Identity Harassment is occurring any time unwanted and repeated reference to one’s identity is taking place. This includes but is not limited to age, class, religion, race, sexual orientation, language, nationality, disability and body type. Attempting to minimize the seriousness of such behavior (e.g. “I was only joking”) does not excuse the behavior.

Resolution Protocol

Criminal sexual contact – sexual touching without consent – is a criminal offense and will not be tolerated. The Bodhi encourages victims of criminal sexual contact or other criminal sexual behavior to make a report to the appropriate law enforcement agency or agencies. In addition, the Bodhi is committed to supporting any victim of criminal sexual behavior and restoring safety to the community.

Non-criminal harassment may be dealt with more co-operatively. We live close together, and we have differences. Although we strive to be mindful and respectful of others, we are only human. Mistakes happen, and we are all growing. Not every issue or event results in expulsion. 

If somebody is harassing you, speak up. Although it is better to speak directly to the person who is doing it, that may not be possible. A person who is already disrespectful may not be able to listen or may have already framed the relationship in terms that leave you no voice. If you are not comfortable speaking to that person directly, speak to the abbess. In the event it is the abbess that is the problem, speak to the Chair of the Board of Trustees.

If somebody is harassing somebody else in your presence, this should be considered a safety issue since it indicates the men and women around you are also at risk because of bad behavior.  You may:

    •    Confront the harasser directly if you feel comfortable tha it will not escalate the situation or draw hostility in your direction.
    •    Deflect or distract the harassment by engaging with the subject.  An example of this would be introducing a new topic or activity.
    •    Stand by and/or follow up with the subject afterwards. Offer emotional support. Harassment is a deeply isolating experience.
    •    Report the incident to the abbess.

If somebody objects to your behavior, listen and try to see it from their point of view. Do not refuse to listen just because they are angry. If you have crossed a perceived boundary, anger is almost always inevitable. A person who feel hurt or frightened is not required to express themselves in a way that makes you comfortable. Understand that the objection is based on perceived hurt or distress in which you are involved. Almost certainly their reaction to your conduct involves other emotionally laden experiences in their past – that is not a reason for you to dismiss them as hypersensitive, over-reacting, or out to get you.

If the individuals involved cannot resolve the problem to their mutual satisfaction, they should take the matter to the abbess. If the matter cannot be resolved satisfactorily at that level, it goes to our Board of Trustees for resolution.

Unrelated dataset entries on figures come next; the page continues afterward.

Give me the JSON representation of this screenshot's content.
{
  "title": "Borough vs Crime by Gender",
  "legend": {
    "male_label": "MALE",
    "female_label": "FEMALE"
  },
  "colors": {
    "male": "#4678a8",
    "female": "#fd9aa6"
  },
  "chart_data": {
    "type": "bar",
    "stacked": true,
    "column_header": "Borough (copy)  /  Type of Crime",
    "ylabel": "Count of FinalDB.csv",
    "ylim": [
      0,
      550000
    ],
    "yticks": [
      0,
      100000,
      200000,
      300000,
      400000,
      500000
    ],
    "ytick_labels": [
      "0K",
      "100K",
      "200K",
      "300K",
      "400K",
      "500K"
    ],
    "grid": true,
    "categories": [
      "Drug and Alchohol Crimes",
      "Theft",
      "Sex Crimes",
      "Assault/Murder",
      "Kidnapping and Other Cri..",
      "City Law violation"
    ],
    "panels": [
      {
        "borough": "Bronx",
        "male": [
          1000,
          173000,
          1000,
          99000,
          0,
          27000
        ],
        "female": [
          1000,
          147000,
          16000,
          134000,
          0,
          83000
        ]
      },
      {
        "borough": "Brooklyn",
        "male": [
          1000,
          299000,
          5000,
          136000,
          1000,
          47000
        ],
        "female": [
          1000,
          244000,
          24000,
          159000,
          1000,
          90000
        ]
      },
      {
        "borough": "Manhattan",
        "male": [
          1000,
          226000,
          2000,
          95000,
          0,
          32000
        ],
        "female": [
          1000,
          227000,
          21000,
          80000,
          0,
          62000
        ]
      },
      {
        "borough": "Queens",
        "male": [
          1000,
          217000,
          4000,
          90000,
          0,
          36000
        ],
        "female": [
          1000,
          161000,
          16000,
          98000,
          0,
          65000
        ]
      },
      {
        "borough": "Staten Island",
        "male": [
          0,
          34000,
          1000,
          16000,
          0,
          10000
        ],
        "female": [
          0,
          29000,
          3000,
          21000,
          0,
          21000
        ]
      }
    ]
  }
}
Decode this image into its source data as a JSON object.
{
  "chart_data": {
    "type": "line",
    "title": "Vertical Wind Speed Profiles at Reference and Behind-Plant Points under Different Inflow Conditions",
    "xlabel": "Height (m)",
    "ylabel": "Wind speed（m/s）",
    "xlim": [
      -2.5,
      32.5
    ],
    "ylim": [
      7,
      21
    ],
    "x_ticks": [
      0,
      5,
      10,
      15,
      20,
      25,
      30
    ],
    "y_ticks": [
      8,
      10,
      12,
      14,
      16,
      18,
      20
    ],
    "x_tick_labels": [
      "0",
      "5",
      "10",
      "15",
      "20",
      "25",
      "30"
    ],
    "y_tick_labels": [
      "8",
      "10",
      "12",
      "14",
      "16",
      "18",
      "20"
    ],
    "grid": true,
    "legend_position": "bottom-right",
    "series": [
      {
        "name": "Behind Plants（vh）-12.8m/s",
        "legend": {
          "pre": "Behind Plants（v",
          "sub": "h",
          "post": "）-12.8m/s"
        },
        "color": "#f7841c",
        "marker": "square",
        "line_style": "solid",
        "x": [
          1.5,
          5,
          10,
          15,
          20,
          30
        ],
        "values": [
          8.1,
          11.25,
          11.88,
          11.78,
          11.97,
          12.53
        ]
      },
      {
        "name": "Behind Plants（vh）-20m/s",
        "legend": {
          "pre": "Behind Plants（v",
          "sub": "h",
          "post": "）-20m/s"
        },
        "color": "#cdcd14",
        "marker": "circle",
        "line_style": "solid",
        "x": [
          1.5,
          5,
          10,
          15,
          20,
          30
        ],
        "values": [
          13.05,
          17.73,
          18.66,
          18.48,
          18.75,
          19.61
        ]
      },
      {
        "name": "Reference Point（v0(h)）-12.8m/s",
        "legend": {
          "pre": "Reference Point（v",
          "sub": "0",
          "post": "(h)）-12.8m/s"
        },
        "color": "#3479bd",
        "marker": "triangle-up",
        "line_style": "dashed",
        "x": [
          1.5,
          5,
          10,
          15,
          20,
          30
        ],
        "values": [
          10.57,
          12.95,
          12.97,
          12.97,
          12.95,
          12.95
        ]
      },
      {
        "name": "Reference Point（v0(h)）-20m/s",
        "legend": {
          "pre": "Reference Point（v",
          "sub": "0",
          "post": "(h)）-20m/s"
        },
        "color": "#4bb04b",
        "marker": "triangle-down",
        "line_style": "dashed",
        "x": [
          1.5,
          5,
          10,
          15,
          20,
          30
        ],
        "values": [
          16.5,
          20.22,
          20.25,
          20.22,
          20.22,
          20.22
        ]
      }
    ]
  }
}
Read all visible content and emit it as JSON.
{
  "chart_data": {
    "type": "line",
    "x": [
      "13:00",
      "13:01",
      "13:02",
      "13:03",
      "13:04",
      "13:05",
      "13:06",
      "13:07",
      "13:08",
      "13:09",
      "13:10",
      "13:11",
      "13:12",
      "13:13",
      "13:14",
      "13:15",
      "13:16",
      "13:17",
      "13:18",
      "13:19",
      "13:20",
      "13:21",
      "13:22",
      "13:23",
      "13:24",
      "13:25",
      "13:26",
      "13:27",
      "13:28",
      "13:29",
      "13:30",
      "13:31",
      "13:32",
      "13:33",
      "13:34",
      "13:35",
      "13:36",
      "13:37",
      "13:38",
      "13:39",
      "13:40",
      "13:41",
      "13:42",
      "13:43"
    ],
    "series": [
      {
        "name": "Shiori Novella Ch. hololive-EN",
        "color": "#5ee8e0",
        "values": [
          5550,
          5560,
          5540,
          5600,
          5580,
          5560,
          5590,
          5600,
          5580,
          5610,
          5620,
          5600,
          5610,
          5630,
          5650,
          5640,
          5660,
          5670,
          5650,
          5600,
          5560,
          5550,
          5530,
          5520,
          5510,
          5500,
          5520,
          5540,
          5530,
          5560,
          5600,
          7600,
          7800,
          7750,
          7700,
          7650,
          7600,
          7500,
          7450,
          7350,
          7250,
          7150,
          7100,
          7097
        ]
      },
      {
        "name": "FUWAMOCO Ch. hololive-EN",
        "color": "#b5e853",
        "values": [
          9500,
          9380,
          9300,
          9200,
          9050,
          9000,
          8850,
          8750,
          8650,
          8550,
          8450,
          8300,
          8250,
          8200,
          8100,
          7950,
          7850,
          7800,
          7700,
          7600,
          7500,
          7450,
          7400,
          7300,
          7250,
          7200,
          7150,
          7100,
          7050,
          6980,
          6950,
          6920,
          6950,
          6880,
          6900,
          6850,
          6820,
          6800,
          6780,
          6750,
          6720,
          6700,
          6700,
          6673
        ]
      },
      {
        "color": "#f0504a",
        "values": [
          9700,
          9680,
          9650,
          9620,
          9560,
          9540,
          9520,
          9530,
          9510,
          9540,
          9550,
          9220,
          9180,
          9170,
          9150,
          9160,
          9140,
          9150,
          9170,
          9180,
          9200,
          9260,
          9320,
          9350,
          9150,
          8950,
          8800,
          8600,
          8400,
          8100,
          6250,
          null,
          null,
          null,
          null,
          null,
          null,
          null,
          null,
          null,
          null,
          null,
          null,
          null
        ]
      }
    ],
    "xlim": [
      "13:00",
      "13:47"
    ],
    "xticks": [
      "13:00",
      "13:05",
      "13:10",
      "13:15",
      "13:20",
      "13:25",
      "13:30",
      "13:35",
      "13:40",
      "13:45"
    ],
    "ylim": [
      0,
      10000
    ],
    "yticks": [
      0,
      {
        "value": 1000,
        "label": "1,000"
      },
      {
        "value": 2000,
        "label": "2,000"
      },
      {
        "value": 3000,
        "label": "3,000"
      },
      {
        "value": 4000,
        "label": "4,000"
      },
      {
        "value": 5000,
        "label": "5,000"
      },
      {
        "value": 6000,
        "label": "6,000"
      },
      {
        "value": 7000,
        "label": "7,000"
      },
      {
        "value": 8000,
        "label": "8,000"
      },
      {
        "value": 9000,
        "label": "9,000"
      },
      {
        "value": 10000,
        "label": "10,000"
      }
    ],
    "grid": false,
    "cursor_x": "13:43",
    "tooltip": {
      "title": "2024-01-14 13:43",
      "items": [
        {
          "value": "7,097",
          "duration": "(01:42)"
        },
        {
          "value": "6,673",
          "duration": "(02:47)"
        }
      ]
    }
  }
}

Principles of Dispute Resolution:

Every allegation of harassment is taken seriously, and is not to be dismissed out of hand. Harassment is generally thought to be under-reported. If someone reports an incident or pattern of incidents, it is not a defense to say, “There is no evidence”.  An individual’s word will be given a significant amount of weight on its own.

A person who has been deemed to have harassed another can have no expectation of secrecy or confidentiality. The Bodhi will not protect harassers and enable them to continue to abuse others. Other users of the Bodhi will be warned as necessary, and will be notified that they do not have to tolerate harassment from that person if it occurs.

Bodhi leadership reserves the right to expel anyone from the grounds or the organization for any behavior it deems inappropriate. If a person is expelled from the Bodhi and then tries to return without permission, they will face legal action.


This policy will be posted on the website and included in the package of informational material given to students, staff and WWOOFers.  A short summary of respectful conduct will be set out in the Guidelines.

Any person whose conduct has been complained of will be given two copies of the policy, asked to read it, and then write at the bottom of one copy: “I have read and understood this policy”, sign it, date it, and return it to the abbess.